Wird das Wort "Schlampe" einen Bedeutungswandel erfahren? Lesen Sie weiter auf Seite 2.

Notwendig oder nicht: Die Strategie, Abwertungen stolz in Selbstbezeichnungen umzuwandeln, hat jedenfalls eine lange emanzipatorische Geschichte. Zuletzt zeigten das in den vergangenen Jahrzehnten die Homosexuellen, die „schwul“ als Beschimpfung unbrauchbar machten, indem sie das Wort adoptierten und salonfähig machten. Jahrhunderte zuvor hatte sich etwa die holländische Aufstandsbewegung „Geusen“ (Bettler) benannt – mit dem Wort, das ihre spanischen Herren in herabsetzender Absicht auf sie gemünzt hatten. Welchen Bedeutungswandel die „Schlampe“ dereinst erleben wird, bleibt also geduldig abzuwarten.

Und auch für emanzipatorische Nutzung des vorgeblich Aufreizenden gibt es Vorbilder: Ende der 60er Jahre schockierte die österreichische Medienkünstlerin Valie Export mit ihrem „Tapp- und Tastkino“ das Publikum, vor allem das männliche. Export ging mit einer Art Guckkasten vor der blanken Brust auf die Straße und forderte Passanten auf zuzugreifen. Die reagierten mal schockiert, man verlegen – auf jeden Fall nicht animiert. Das Ziel war erreicht: Indem Export die Peepshow öffentlich machte, nahm sie ihr den Reiz; die selbstbewusste Aufforderung, doch zuzugreifen, ließ die Erniedrigung verpuffen, die das Betatschtwerden üblicherweise bedeutet – und die Lust dazu schwinden. Als „ersten Film von, über und mit Frauen“ pries die Künstlerin selbstironisch ihr Werk. „Der Kommerzfilm bietet nur Surrogate, wir bieten wirklich etwas.“ Exports Experimente zeigte auch die unbedingte Abhängigkeit von angeblich klar lesbaren Situationen von ihrem Kontext. Nackte Frau bietet sich Mann an – was im Pornokino eine Machtbeziehung zu Lasten der Frau war, drehte sich in Exports Kunst komplett zu ihren Gunsten um. So wie die Nacktheit etwa in Berlusconis Titten-TV nur äußerlich der der „Schlampen“ gleicht – und eine völlig andere Sprache spricht.

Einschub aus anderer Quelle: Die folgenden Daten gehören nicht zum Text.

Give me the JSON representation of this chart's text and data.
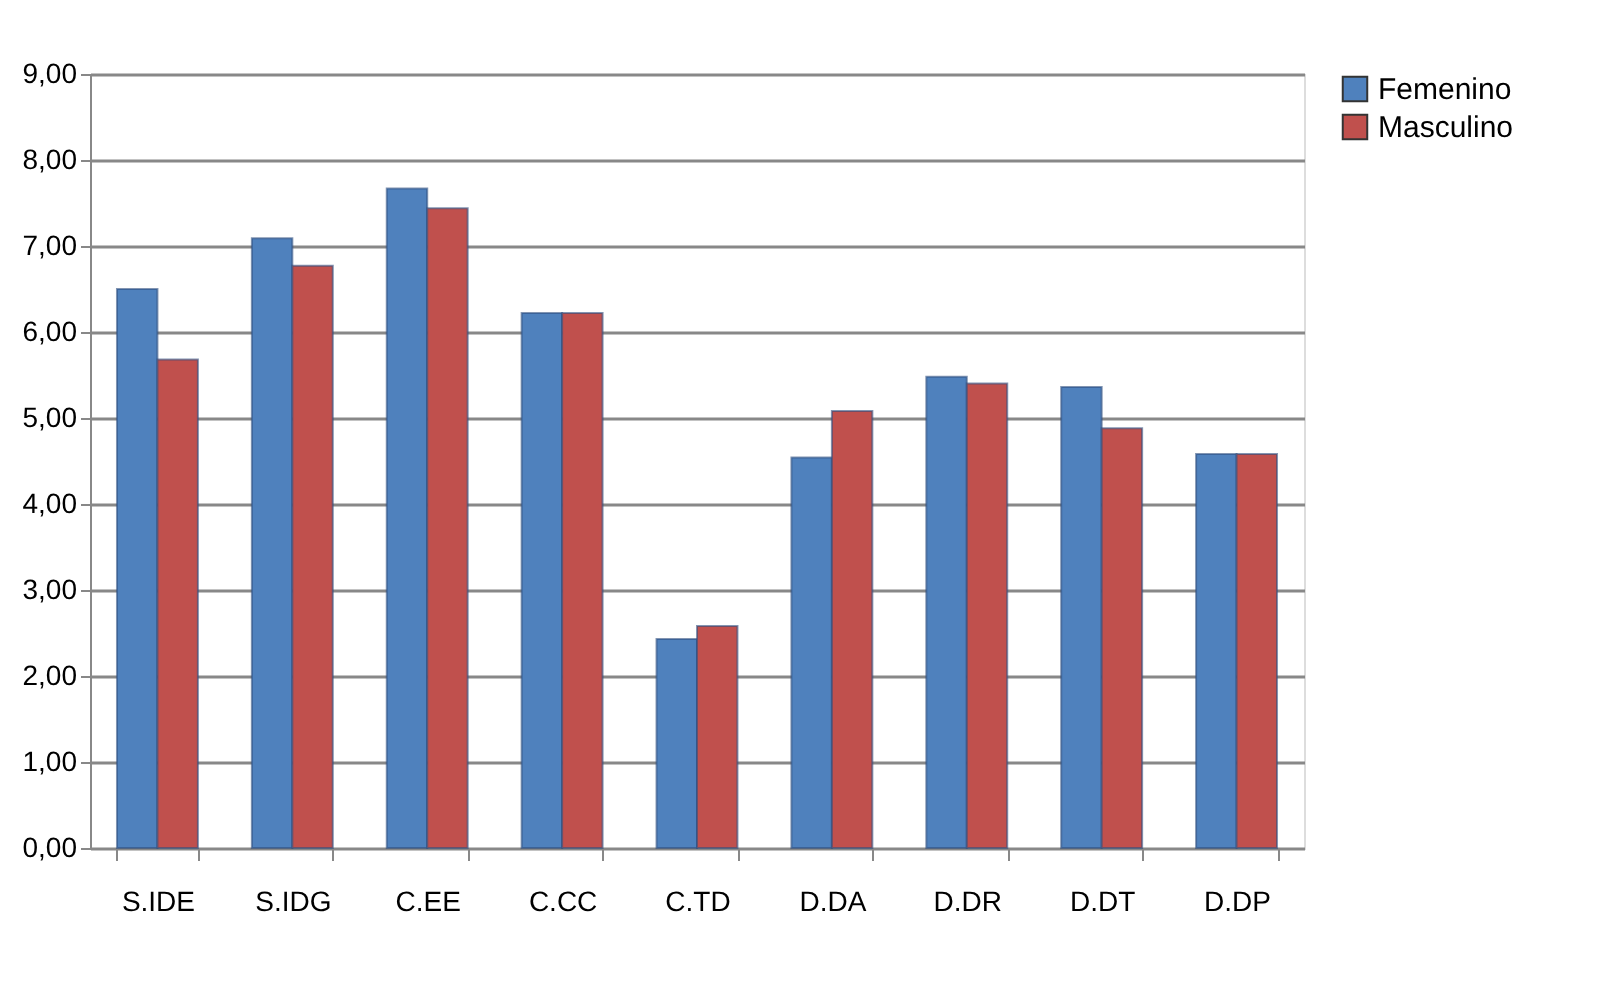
{
  "chart_data": {
    "type": "bar",
    "categories": [
      "S.IDE",
      "S.IDG",
      "C.EE",
      "C.CC",
      "C.TD",
      "D.DA",
      "D.DR",
      "D.DT",
      "D.DP"
    ],
    "series": [
      {
        "name": "Femenino",
        "color": "#4f81bd",
        "values": [
          6.5,
          7.09,
          7.67,
          6.22,
          2.43,
          4.54,
          5.48,
          5.36,
          4.58
        ]
      },
      {
        "name": "Masculino",
        "color": "#c0504d",
        "values": [
          5.68,
          6.77,
          7.44,
          6.22,
          2.58,
          5.08,
          5.4,
          4.88,
          4.58
        ]
      }
    ],
    "ylim": [
      0,
      9
    ],
    "yticks": [
      {
        "value": 0,
        "label": "0,00"
      },
      {
        "value": 1,
        "label": "1,00"
      },
      {
        "value": 2,
        "label": "2,00"
      },
      {
        "value": 3,
        "label": "3,00"
      },
      {
        "value": 4,
        "label": "4,00"
      },
      {
        "value": 5,
        "label": "5,00"
      },
      {
        "value": 6,
        "label": "6,00"
      },
      {
        "value": 7,
        "label": "7,00"
      },
      {
        "value": 8,
        "label": "8,00"
      },
      {
        "value": 9,
        "label": "9,00"
      }
    ],
    "grid": "y",
    "legend": "right"
  }
}
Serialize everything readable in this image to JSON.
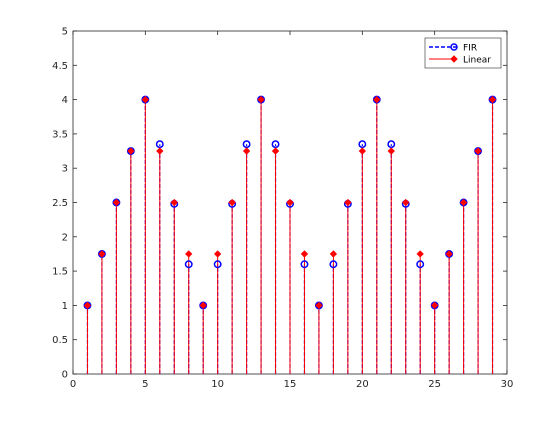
{
  "chart_data": {
    "type": "stem",
    "title": "",
    "xlabel": "",
    "ylabel": "",
    "xlim": [
      0,
      30
    ],
    "ylim": [
      0,
      5
    ],
    "xticks": [
      0,
      5,
      10,
      15,
      20,
      25,
      30
    ],
    "yticks": [
      0,
      0.5,
      1,
      1.5,
      2,
      2.5,
      3,
      3.5,
      4,
      4.5,
      5
    ],
    "grid": false,
    "legend_position": "top-right",
    "x": [
      1,
      2,
      3,
      4,
      5,
      6,
      7,
      8,
      9,
      10,
      11,
      12,
      13,
      14,
      15,
      16,
      17,
      18,
      19,
      20,
      21,
      22,
      23,
      24,
      25,
      26,
      27,
      28,
      29
    ],
    "series": [
      {
        "name": "FIR",
        "color": "#0000ff",
        "line_style": "dashed",
        "marker": "open-circle",
        "values": [
          1,
          1.75,
          2.5,
          3.25,
          4,
          3.35,
          2.48,
          1.6,
          1,
          1.6,
          2.48,
          3.35,
          4,
          3.35,
          2.48,
          1.6,
          1,
          1.6,
          2.48,
          3.35,
          4,
          3.35,
          2.48,
          1.6,
          1,
          1.75,
          2.5,
          3.25,
          4
        ]
      },
      {
        "name": "Linear",
        "color": "#ff0000",
        "line_style": "solid",
        "marker": "filled-diamond",
        "values": [
          1,
          1.75,
          2.5,
          3.25,
          4,
          3.25,
          2.5,
          1.75,
          1,
          1.75,
          2.5,
          3.25,
          4,
          3.25,
          2.5,
          1.75,
          1,
          1.75,
          2.5,
          3.25,
          4,
          3.25,
          2.5,
          1.75,
          1,
          1.75,
          2.5,
          3.25,
          4
        ]
      }
    ]
  }
}
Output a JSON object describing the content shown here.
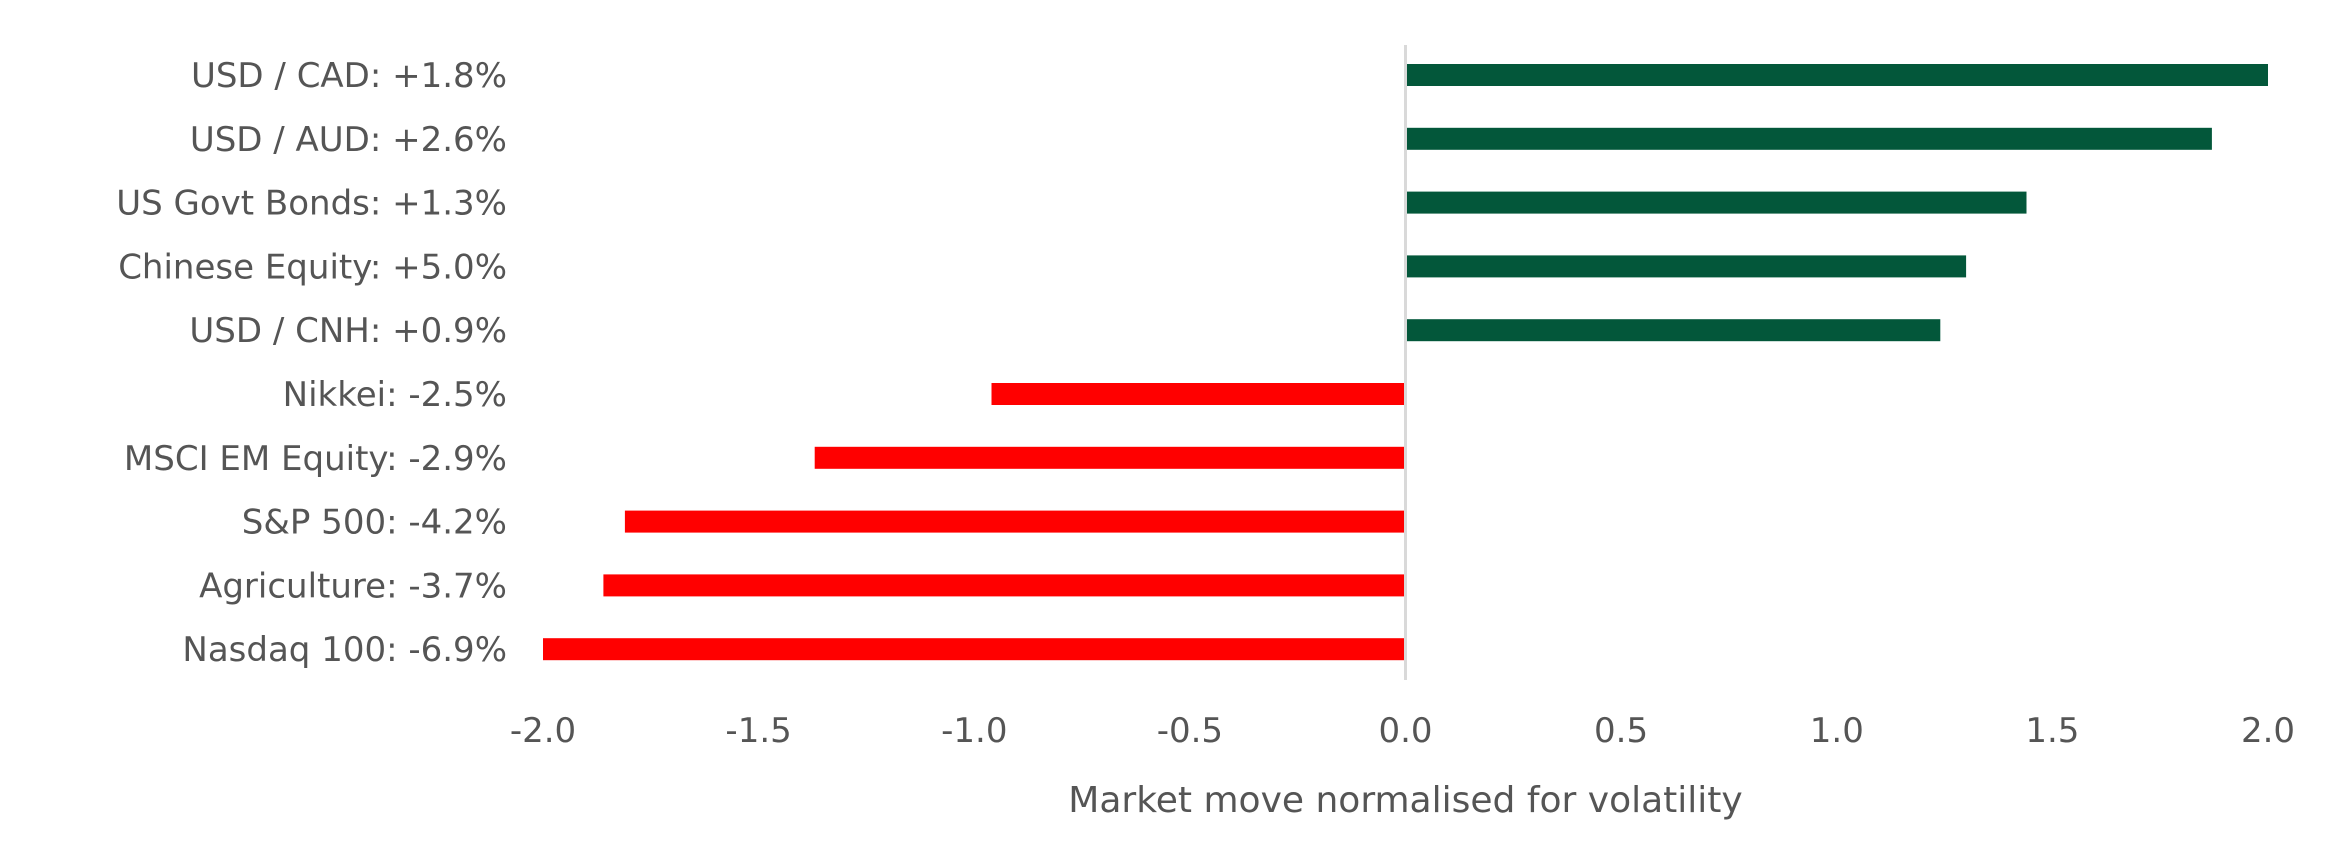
{
  "chart_data": {
    "type": "bar",
    "orientation": "horizontal",
    "title": "",
    "xlabel": "Market move normalised for volatility",
    "ylabel": "",
    "xlim": [
      -2.0,
      2.0
    ],
    "xticks": [
      "-2.0",
      "-1.5",
      "-1.0",
      "-0.5",
      "0.0",
      "0.5",
      "1.0",
      "1.5",
      "2.0"
    ],
    "grid": false,
    "legend": "none",
    "colors": {
      "positive": "#03573a",
      "negative": "#ff0000",
      "zero_line": "#d9d9d9",
      "text": "#555555"
    },
    "categories": [
      "USD / CAD: +1.8%",
      "USD / AUD: +2.6%",
      "US Govt Bonds: +1.3%",
      "Chinese Equity: +5.0%",
      "USD / CNH: +0.9%",
      "Nikkei: -2.5%",
      "MSCI EM Equity: -2.9%",
      "S&P 500: -4.2%",
      "Agriculture: -3.7%",
      "Nasdaq 100: -6.9%"
    ],
    "values": [
      2.0,
      1.87,
      1.44,
      1.3,
      1.24,
      -0.96,
      -1.37,
      -1.81,
      -1.86,
      -2.0
    ]
  }
}
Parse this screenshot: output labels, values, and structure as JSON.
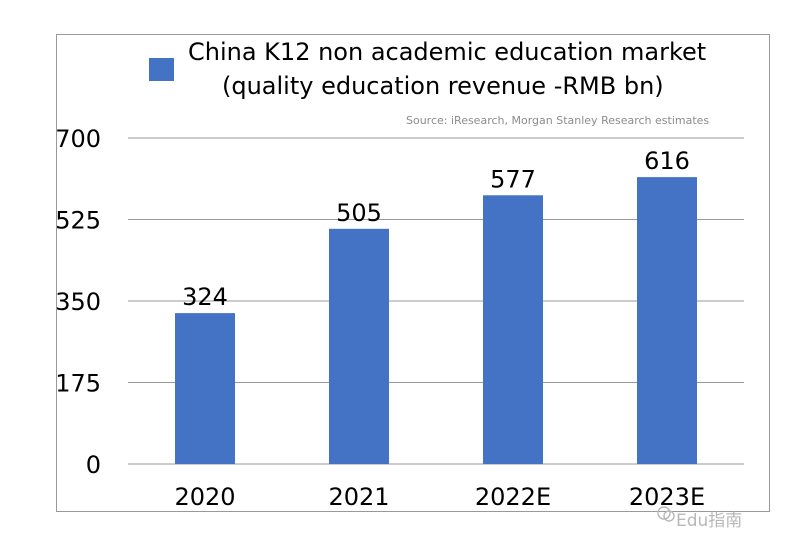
{
  "chart_data": {
    "type": "bar",
    "title_lines": [
      "China K12 non academic education market",
      "(quality education revenue -RMB bn)"
    ],
    "legend": [
      "China K12 non academic education market (quality education revenue -RMB bn)"
    ],
    "source": "Source: iResearch, Morgan Stanley Research estimates",
    "categories": [
      "2020",
      "2021",
      "2022E",
      "2023E"
    ],
    "values": [
      324,
      505,
      577,
      616
    ],
    "data_labels": [
      "324",
      "505",
      "577",
      "616"
    ],
    "ylim": [
      0,
      700
    ],
    "yticks": [
      0,
      175,
      350,
      525,
      700
    ],
    "ytick_labels": [
      "0",
      "175",
      "350",
      "525",
      "700"
    ],
    "grid": true,
    "bar_color": "#4472C4"
  },
  "watermark": "Edu指南"
}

Exports österreichische Landsfrau Erica Fischer, eine der Gründerinnen der neueren österreichischen Frauenbewegung in den 70er Jahren, erinnert sich an Exports Aktionen noch immer mit Bewunderung. Diese Art radikaler Politik mit dem eigenen Körper fand freilich lange keine Nachfolgerinnen. „Wir hätten uns das damals niemals getraut“, sagt Fischer, die heute als Schriftstellerin und Journalistin in Berlin lebt. „Valie Export war ein Einzelfall, und das vor der Frauenbewegung.“ Dass die Slutwalks sich wieder aufs „selbstbewusste Präsentieren des Körpers“ als politische Form besinnen, hält Fischer für „die historische Fortführung der Frauenbewegung alter Schule“. Einen historischen Fortschritt.